長髪でありながら白髪の男性の耳は長く、それにしては似合わぬ黒い肌そして女性のようにきめ細かな腕のダークエルフの主催者は、舞を踊る楓に敵意を感じとっていた。
そう思っていたのは、ほんの5秒だっただろうか……あろうことかダークエルフの目に映ったのは皆が叫び逃げ惑う舞踏会の参加者達だった。そして、次の瞬間には、会場の天井だった。
(あれ……天井……?痛みは無い……ただ何が?)
自分の体が見えた時首だけが斬られたのだとわかった。だが誰が?その疑問もすぐにわかった。黒いフードを被った50人程の影達が会場に災いを運んできたのだと……その中にあの優雅に舞を踊っていた少女楓もいた事。
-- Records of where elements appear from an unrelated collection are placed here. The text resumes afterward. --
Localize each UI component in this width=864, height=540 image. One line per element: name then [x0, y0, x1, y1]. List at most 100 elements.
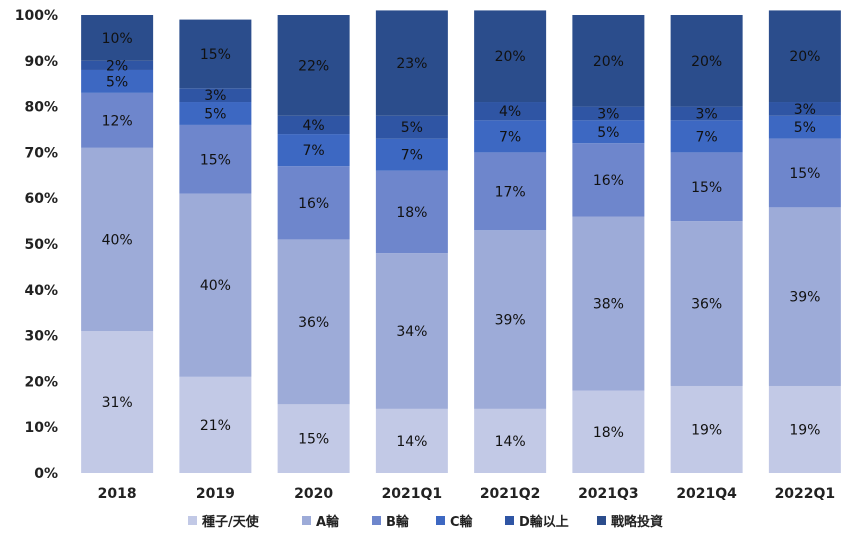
- legend-label: C輪: [450, 514, 474, 530]
- data-label: 19%: [691, 422, 722, 438]
- x-tick-label: 2021Q1: [382, 486, 443, 502]
- bar-segment: [768, 138, 841, 208]
- data-label: 40%: [200, 278, 231, 294]
- data-label: 10%: [102, 31, 133, 47]
- legend-swatch: [597, 516, 606, 525]
- data-label: 3%: [204, 88, 226, 104]
- bar-segment: [375, 253, 448, 409]
- bar-segment: [572, 143, 645, 217]
- bar-segment: [474, 408, 547, 473]
- data-label: 7%: [696, 129, 718, 145]
- data-label: 40%: [102, 232, 133, 248]
- bar-segment: [670, 385, 743, 473]
- data-label: 15%: [200, 152, 231, 168]
- data-label: 23%: [396, 56, 427, 72]
- data-label: 15%: [789, 166, 820, 182]
- y-tick-label: 80%: [24, 100, 58, 116]
- legend-label: A輪: [316, 514, 340, 530]
- data-label: 16%: [593, 173, 624, 189]
- bar-segment: [768, 207, 841, 386]
- data-label: 4%: [303, 118, 325, 134]
- legend-label: 種子/天使: [202, 514, 260, 530]
- bar-segment: [375, 170, 448, 254]
- legend-swatch: [436, 516, 445, 525]
- bar-segment: [474, 152, 547, 231]
- legend-label: 戰略投資: [611, 514, 663, 530]
- bar-segment: [179, 19, 252, 89]
- data-labels: 31%40%12%5%2%10%21%40%15%5%3%15%15%36%16…: [102, 31, 821, 450]
- y-tick-label: 100%: [15, 8, 58, 24]
- bar-segment: [375, 115, 448, 139]
- data-label: 20%: [691, 54, 722, 70]
- data-label: 5%: [597, 125, 619, 141]
- bar-segment: [474, 102, 547, 121]
- x-tick-label: 2021Q4: [676, 486, 737, 502]
- data-label: 15%: [200, 47, 231, 63]
- bar-segment: [277, 166, 350, 240]
- bar-segment: [179, 124, 252, 194]
- x-axis: 2018 2019 2020 2021Q1 2021Q2 2021Q3 2021Q4 2022…: [98, 486, 836, 502]
- bar-segment: [572, 15, 645, 107]
- bar-segment: [81, 147, 154, 332]
- y-tick-label: 60%: [24, 191, 58, 207]
- bar-segment: [670, 221, 743, 386]
- data-label: 31%: [102, 395, 133, 411]
- bar-segment: [670, 15, 743, 107]
- y-tick-label: 30%: [24, 329, 58, 345]
- y-tick-label: 40%: [24, 283, 58, 299]
- bar-segment: [474, 120, 547, 153]
- bar-segment: [81, 92, 154, 148]
- bar-segment: [375, 138, 448, 171]
- x-tick-label: 2018: [98, 486, 137, 502]
- legend-label: B輪: [386, 514, 410, 530]
- data-label: 5%: [794, 120, 816, 136]
- bar-segment: [572, 390, 645, 473]
- data-label: 5%: [106, 74, 128, 90]
- bar-segment: [179, 102, 252, 125]
- legend-swatch: [302, 516, 311, 525]
- data-label: 36%: [691, 297, 722, 313]
- data-label: 4%: [499, 104, 521, 120]
- bar-segment: [572, 120, 645, 144]
- bar-segment: [81, 331, 154, 473]
- data-label: 15%: [691, 180, 722, 196]
- legend-label: D輪以上: [519, 514, 569, 530]
- data-label: 39%: [495, 313, 526, 329]
- legend-swatch: [188, 516, 197, 525]
- bar-segment: [81, 60, 154, 70]
- x-tick-label: 2021Q2: [480, 486, 541, 502]
- bar-segment: [375, 408, 448, 473]
- data-label: 18%: [396, 205, 427, 221]
- x-tick-label: 2022Q1: [775, 486, 836, 502]
- bar-segment: [179, 193, 252, 377]
- bar-segment: [474, 230, 547, 409]
- data-label: 38%: [593, 297, 624, 313]
- bar-segment: [81, 15, 154, 61]
- data-label: 14%: [495, 434, 526, 450]
- legend-swatch: [372, 516, 381, 525]
- data-label: 19%: [789, 422, 820, 438]
- bar-segment: [572, 216, 645, 391]
- legend: 種子/天使 A輪 B輪 C輪 D輪以上 戰略投資: [188, 514, 663, 530]
- y-tick-label: 20%: [24, 374, 58, 390]
- bars: [81, 10, 841, 473]
- data-label: 20%: [593, 54, 624, 70]
- x-tick-label: 2020: [294, 486, 333, 502]
- data-label: 3%: [696, 106, 718, 122]
- bar-segment: [277, 134, 350, 167]
- y-tick-label: 0%: [34, 466, 58, 482]
- data-label: 39%: [789, 290, 820, 306]
- bar-segment: [768, 102, 841, 116]
- bar-segment: [768, 385, 841, 473]
- y-tick-label: 90%: [24, 54, 58, 70]
- data-label: 12%: [102, 113, 133, 129]
- bar-segment: [277, 239, 350, 405]
- data-label: 18%: [593, 425, 624, 441]
- bar-segment: [179, 88, 252, 103]
- data-label: 5%: [204, 106, 226, 122]
- x-tick-label: 2021Q3: [578, 486, 639, 502]
- bar-segment: [277, 15, 350, 116]
- data-label: 14%: [396, 434, 427, 450]
- data-label: 2%: [106, 58, 128, 74]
そしてそのフードの先黒いマントには大きくそして青く発光する[鮫]という文字が浮かんでいた。主催者である彼はその時楓という少女が何者かやっとわかった。彼女はこの黒いフードの連中の親玉であるということを

ある日璃珈は新聞に目を通していた。ある山で貴族を呼びダークエルフの長であり男爵である彼が舞踏会を主催し色々なイベントを行っていた時、黒フードのテロリストによって襲撃を受け死者80名、行方不明者122名、重傷者40名、軽傷者2名の大事件があった。という報道に目を細めて眺めている
「彼女たちが事を起こしたとしたら、輪廻様の考えはやはり分からないわ」
そう呟いた先に白と黒を象徴とした服装メイド服に包む女性がかしこまって俯く
はぁ〜っとため息をつく璃珈にまた恐れてメイドは頭を伏せる。
「ダークエルフは悪魔の使いならハーフエルフは天使の使いって古臭い言い伝えレベルの話で、滅殺を命令するなんて本当分からない……ただただ肌が黒いだけのエルフじゃない!」
傍にあった花瓶を蹴って扉に花瓶が当たるとカーン!!っと音はなったものの割れずに揺れている。それは璃珈の能力、重力と元素の変換によるものだった。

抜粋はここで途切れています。